MPIPL (aka FADUMP) Overview

Memory Preserving Initial Program Load (MPIPL) is a Power feature where the contents of memory are preserved while the system reboots after a failure. This is accomplished by the firmware/OS publishing ranges of memory to be preserved across boots.

Registration

In the OPAL context, OPAL and host Linux communicate the memory ranges to be preserved via source descriptor tables in the HDAT (MDST and MDDT table inside SPIRAH). Host Linux can register/unregister using OPAL_MPIPL_UPDATE API (see OPAL MPIPL APIs).

Initiating dump

Whenever Linux crashes, it makes reboot2 OPAL call with type as MPIPL. (see OPAL_CEC_REBOOT and OPAL_CEC_REBOOT2). Depending on sevice processor type OPAL makes appropriate call to initiate MPIPL. On FSP system we call attn instruction (see __trigger_attn()) and on BMC system we call SBE S0 interrupt (see p9_sbe_terminate()).

Dump collection

Hostboot then re-IPLs the machine taking care to copy over contents of the source memory to a alternate memory locations as specified in descriptor table. Hostboot publishes this information in the result descriptor tables (MDRT table inside SPIRAH structure). The success/failure of the copy is indicated by a results table.

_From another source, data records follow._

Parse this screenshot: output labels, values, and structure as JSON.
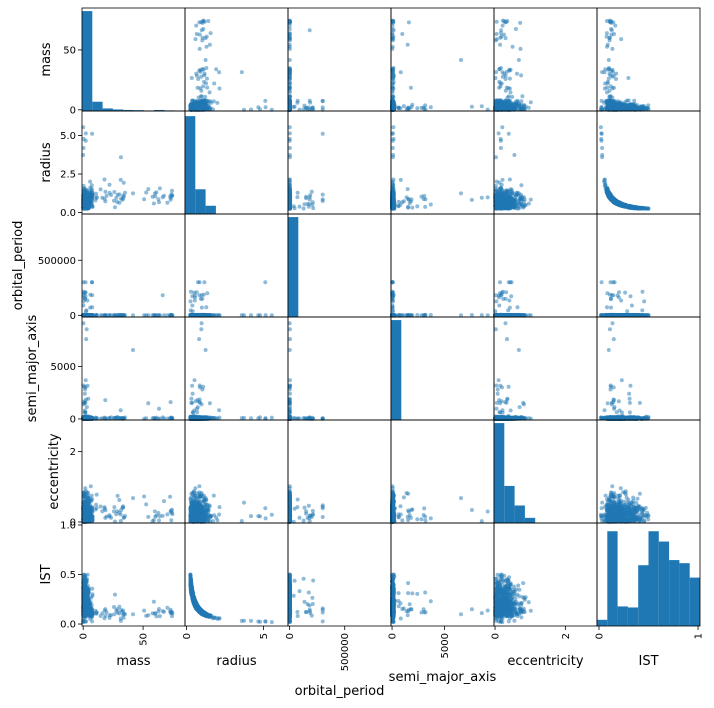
{
  "chart_data": {
    "type": "scatter",
    "variables": [
      "mass",
      "radius",
      "orbital_period",
      "semi_major_axis",
      "eccentricity",
      "IST"
    ],
    "axes": {
      "mass": {
        "range": [
          -1,
          85
        ],
        "ticks": [
          0,
          50
        ],
        "x_ticks": [
          0,
          50
        ],
        "x_tick_labels": [
          "0",
          "50"
        ]
      },
      "radius": {
        "range": [
          -0.1,
          6.6
        ],
        "ticks": [
          0.0,
          2.5,
          5.0
        ],
        "tick_labels": [
          "0.0",
          "2.5",
          "5.0"
        ],
        "x_ticks": [
          0,
          5
        ],
        "x_tick_labels": [
          "0",
          "5"
        ]
      },
      "orbital_period": {
        "range": [
          -15000,
          920000
        ],
        "ticks": [
          0,
          500000
        ],
        "tick_labels": [
          "0",
          "500000"
        ]
      },
      "semi_major_axis": {
        "range": [
          -100,
          9700
        ],
        "ticks": [
          0,
          5000
        ],
        "tick_labels": [
          "0",
          "5000"
        ]
      },
      "eccentricity": {
        "range": [
          -0.03,
          2.9
        ],
        "ticks": [
          0,
          2
        ],
        "tick_labels": [
          "0",
          "2"
        ]
      },
      "IST": {
        "range": [
          -0.02,
          1.02
        ],
        "ticks": [
          0.0,
          0.5,
          1.0
        ],
        "tick_labels": [
          "0.0",
          "0.5",
          "1.0"
        ],
        "x_ticks": [
          0,
          1
        ],
        "x_tick_labels": [
          "0",
          "1"
        ]
      }
    },
    "histograms": {
      "mass": [
        0.97,
        0.09,
        0.025,
        0.015,
        0.01,
        0.008,
        0.005,
        0.01,
        0.006,
        0.003
      ],
      "radius": [
        0.95,
        0.24,
        0.08,
        0.0,
        0.0,
        0.0,
        0.0,
        0.0,
        0.0,
        0.0
      ],
      "orbital_period": [
        0.97,
        0.0,
        0.0,
        0.0,
        0.0,
        0.0,
        0.0,
        0.0,
        0.0,
        0.0
      ],
      "semi_major_axis": [
        0.97,
        0.0,
        0.0,
        0.0,
        0.0,
        0.0,
        0.0,
        0.0,
        0.0,
        0.0
      ],
      "eccentricity": [
        0.97,
        0.36,
        0.17,
        0.05,
        0.0,
        0.0,
        0.0,
        0.0,
        0.0,
        0.0
      ],
      "IST": [
        0.06,
        0.92,
        0.19,
        0.18,
        0.59,
        0.92,
        0.82,
        0.64,
        0.61,
        0.47
      ]
    },
    "grid": false,
    "legend": "none"
  }
}
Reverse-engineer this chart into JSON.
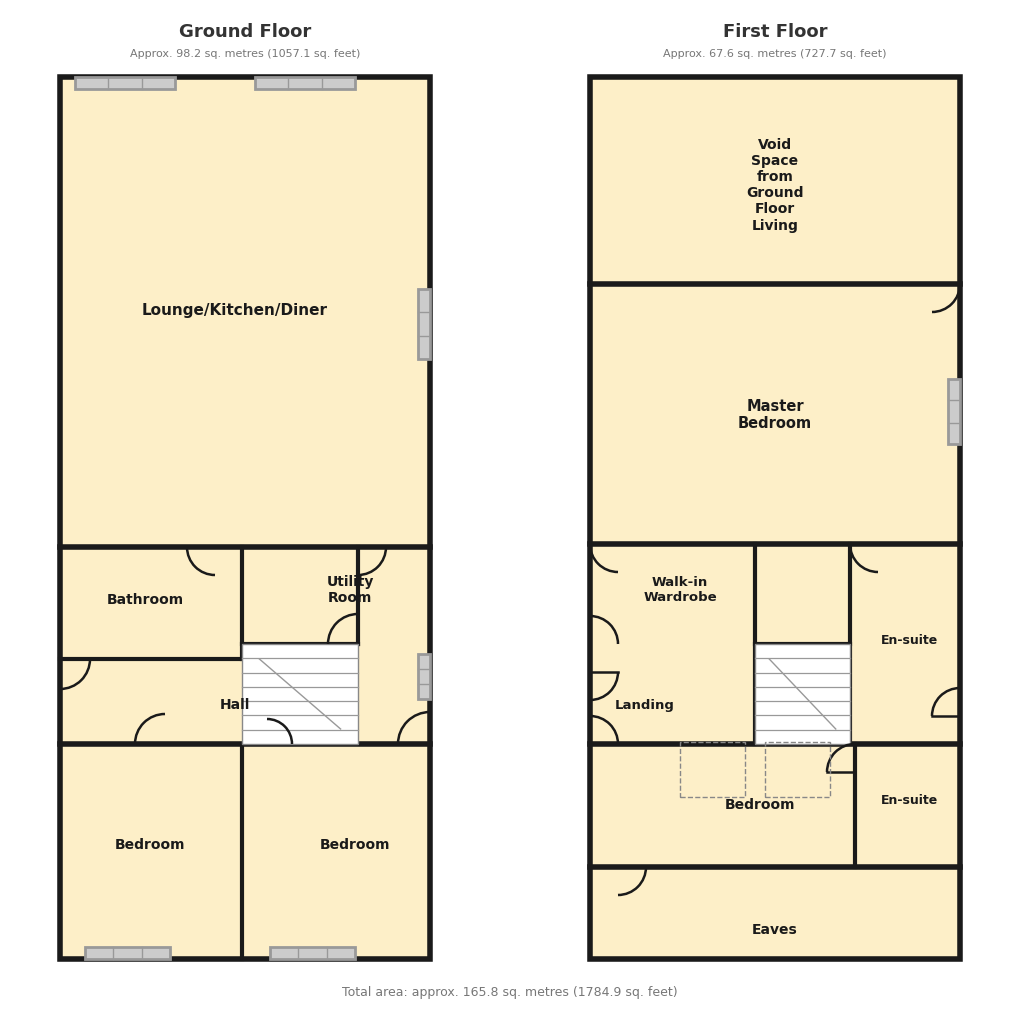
{
  "bg_color": "#ffffff",
  "wall_color": "#1a1a1a",
  "room_fill": "#fdefc8",
  "wall_lw": 4.0,
  "inner_lw": 3.0,
  "door_lw": 1.8,
  "ground_title": "Ground Floor",
  "ground_subtitle": "Approx. 98.2 sq. metres (1057.1 sq. feet)",
  "first_title": "First Floor",
  "first_subtitle": "Approx. 67.6 sq. metres (727.7 sq. feet)",
  "total_area": "Total area: approx. 165.8 sq. metres (1784.9 sq. feet)",
  "title_color": "#333333",
  "subtitle_color": "#777777",
  "label_color": "#1a1a1a",
  "win_color": "#999999",
  "win_fill": "#cccccc",
  "stair_color": "#aaaaaa"
}
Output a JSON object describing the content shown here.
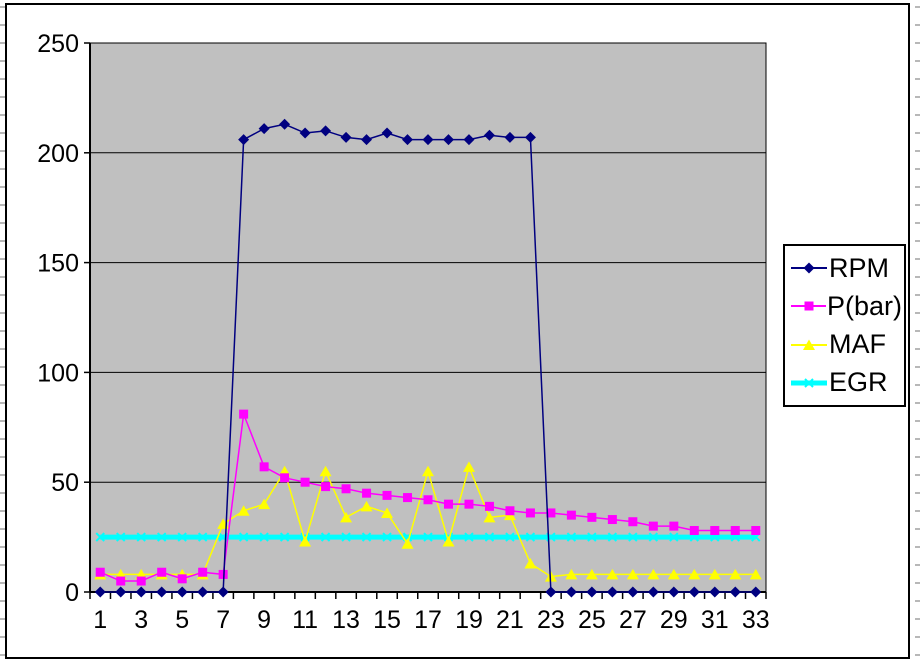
{
  "chart_data": {
    "type": "line",
    "title": "",
    "xlabel": "",
    "ylabel": "",
    "x": [
      1,
      2,
      3,
      4,
      5,
      6,
      7,
      8,
      9,
      10,
      11,
      12,
      13,
      14,
      15,
      16,
      17,
      18,
      19,
      20,
      21,
      22,
      23,
      24,
      25,
      26,
      27,
      28,
      29,
      30,
      31,
      32,
      33
    ],
    "x_tick_labels": [
      "1",
      "3",
      "5",
      "7",
      "9",
      "11",
      "13",
      "15",
      "17",
      "19",
      "21",
      "23",
      "25",
      "27",
      "29",
      "31",
      "33"
    ],
    "ylim": [
      0,
      250
    ],
    "y_ticks": [
      0,
      50,
      100,
      150,
      200,
      250
    ],
    "grid": true,
    "plot_bg": "#c0c0c0",
    "gridline_color": "#000000",
    "legend_position": "right",
    "series": [
      {
        "name": "RPM",
        "color": "#000080",
        "marker": "diamond",
        "line_width": 1.5,
        "values": [
          0,
          0,
          0,
          0,
          0,
          0,
          0,
          206,
          211,
          213,
          209,
          210,
          207,
          206,
          209,
          206,
          206,
          206,
          206,
          208,
          207,
          207,
          0,
          0,
          0,
          0,
          0,
          0,
          0,
          0,
          0,
          0,
          0
        ]
      },
      {
        "name": "P(bar)",
        "color": "#ff00ff",
        "marker": "square",
        "line_width": 1.5,
        "values": [
          9,
          5,
          5,
          9,
          6,
          9,
          8,
          81,
          57,
          52,
          50,
          48,
          47,
          45,
          44,
          43,
          42,
          40,
          40,
          39,
          37,
          36,
          36,
          35,
          34,
          33,
          32,
          30,
          30,
          28,
          28,
          28,
          28
        ]
      },
      {
        "name": "MAF",
        "color": "#ffff00",
        "marker": "triangle",
        "line_width": 1.5,
        "values": [
          8,
          8,
          8,
          8,
          8,
          8,
          31,
          37,
          40,
          55,
          23,
          55,
          34,
          39,
          36,
          22,
          55,
          23,
          57,
          34,
          35,
          13,
          7,
          8,
          8,
          8,
          8,
          8,
          8,
          8,
          8,
          8,
          8
        ]
      },
      {
        "name": "EGR",
        "color": "#00ffff",
        "marker": "x",
        "line_width": 5,
        "values": [
          25,
          25,
          25,
          25,
          25,
          25,
          25,
          25,
          25,
          25,
          25,
          25,
          25,
          25,
          25,
          25,
          25,
          25,
          25,
          25,
          25,
          25,
          25,
          25,
          25,
          25,
          25,
          25,
          25,
          25,
          25,
          25,
          25
        ]
      }
    ]
  }
}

SBE/Hostboot also does the requisite procedures to gather hardware register states for all active threads at the time of the crash.

MPIPL boot

On MPIPL boot, OPAL adds device tree entry (/ibm,opal/dump/mpipl-boot) to indicate its MPIPL boot. Kernel will use OPAL_MPIPL_QUERY_TAG API (OPAL MPIPL APIs) to retrieve metadata tag. Kernel then uses its existing logic (kdump/fadump) to write out a core dump of OPAL and Linux kernel in a format that GDB and crash can understand.

Device tree

We create new device tree node (/ibm,opal/dump) to pass dump details to Linux kernel from OPAL (see Dump (MPIPL) Device Tree Binding).